With his tweed jacket in hand and mustache groomed expertly, Matt does what any scholar might when faced by a demonic metal band. He hit the books. That’s right, to figure out how to defeat demons, he went to the Library. I would say the film pays off that by demonstrating how knowledge is power, but I actually don’t think he learned anything that he used in the final showdown from the books. If he did, then someone needs to write this guy a tome that says, “If you want to try and stop the evil heavy metal band, do not march right in and confront them during a concert by pouring gas on the stage. They will see you. Try sneaking around instead.” Matt may come up a little short in the hero department, but I’ve got to give him a break. This is a guy who spends most of his time teaching Emerson and Walden, and defeating a band of demons is going to take a lot more than civil disobedience.
Black Roses director John Fasano already had plenty of experience with heavy metal horror because of his first film, 1987’sRock and Roll Nightmare (which hopefully I will talk about next week sometime). While Black Roses was no stunning technical achievement, it was a solidly made film with little, other than some pitchy performances, to take away from it. His next film, this time starring Sal Viviano as the hero, The Jitters was an American film centered around hopping Japanese vampires, and he would go on to write a number of screenplays including Another 48 Hours, The Hunley, andDarkness Falls. Currently he and director Scott Spiegel (From Dusk Til Dawn 2: Texas Blood Money) are at work on the direct to video sequel Hostel III. I wonder if there’s a part for old Sal in there somewhere.

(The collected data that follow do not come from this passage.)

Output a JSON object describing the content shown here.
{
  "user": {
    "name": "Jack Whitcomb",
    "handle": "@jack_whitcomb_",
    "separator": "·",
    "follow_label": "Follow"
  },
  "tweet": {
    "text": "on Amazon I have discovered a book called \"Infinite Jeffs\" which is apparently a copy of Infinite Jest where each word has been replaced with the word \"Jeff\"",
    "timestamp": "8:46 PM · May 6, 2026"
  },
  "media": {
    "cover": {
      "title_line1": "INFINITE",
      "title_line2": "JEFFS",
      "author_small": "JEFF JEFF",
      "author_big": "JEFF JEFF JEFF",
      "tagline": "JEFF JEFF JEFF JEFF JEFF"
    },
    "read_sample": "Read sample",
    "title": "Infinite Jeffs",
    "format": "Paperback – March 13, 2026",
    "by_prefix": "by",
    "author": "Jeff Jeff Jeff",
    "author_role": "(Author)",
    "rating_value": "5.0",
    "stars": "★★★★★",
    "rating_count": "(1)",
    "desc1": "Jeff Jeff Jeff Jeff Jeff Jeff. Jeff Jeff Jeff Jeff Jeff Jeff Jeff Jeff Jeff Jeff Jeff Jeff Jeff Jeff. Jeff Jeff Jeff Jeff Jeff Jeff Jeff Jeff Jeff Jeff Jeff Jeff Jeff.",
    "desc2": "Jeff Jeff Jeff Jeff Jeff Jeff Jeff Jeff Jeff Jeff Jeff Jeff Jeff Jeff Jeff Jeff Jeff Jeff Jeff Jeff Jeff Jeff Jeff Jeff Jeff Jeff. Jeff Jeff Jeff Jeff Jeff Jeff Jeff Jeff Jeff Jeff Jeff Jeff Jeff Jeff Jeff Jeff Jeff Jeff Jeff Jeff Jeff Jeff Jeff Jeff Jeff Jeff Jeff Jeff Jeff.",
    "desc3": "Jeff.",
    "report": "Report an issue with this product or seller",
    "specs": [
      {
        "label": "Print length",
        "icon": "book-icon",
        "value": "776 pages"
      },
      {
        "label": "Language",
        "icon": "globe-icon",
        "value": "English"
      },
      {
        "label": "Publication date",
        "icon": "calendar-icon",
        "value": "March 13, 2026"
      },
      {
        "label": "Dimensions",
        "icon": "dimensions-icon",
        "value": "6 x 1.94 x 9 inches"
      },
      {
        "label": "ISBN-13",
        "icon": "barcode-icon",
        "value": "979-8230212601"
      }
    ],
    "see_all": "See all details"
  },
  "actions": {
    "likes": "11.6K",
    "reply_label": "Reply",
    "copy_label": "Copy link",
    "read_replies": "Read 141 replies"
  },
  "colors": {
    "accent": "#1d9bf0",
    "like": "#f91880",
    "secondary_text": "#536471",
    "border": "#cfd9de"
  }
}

Black Roses does a number of things that I really liked. The bait and switch on the hero was well orchestrated (at first it seems like the savior might be one of Matt’s students and not the teacher), and the songs stuck in my head for days after watching the film. The real question is did I like it more than Trick or Treat. That is pretty hard to say. The music was better in Black Roses to say the least. The bad guy was still pretty cheesy, but didn’t move like he had just left the set of Solid Gold. However,Trick or Treat better illustrated the PMRC scare of the mid-80’s and brought way more gore to the table. Yet then I have to counter that with the fact that Black Roses had Vincent “Big Pussy” Pastore, introduced me to the idea of the Action English teacher, and one of the silliest endings I’ve ever seen in any film. In the end, Black Roses gets the edge, but only barely. Both films are definitely worth checking out, and if you’re like me and had a metal time when you were a kid, this one will make you want to throw the Devil horns the air one more time.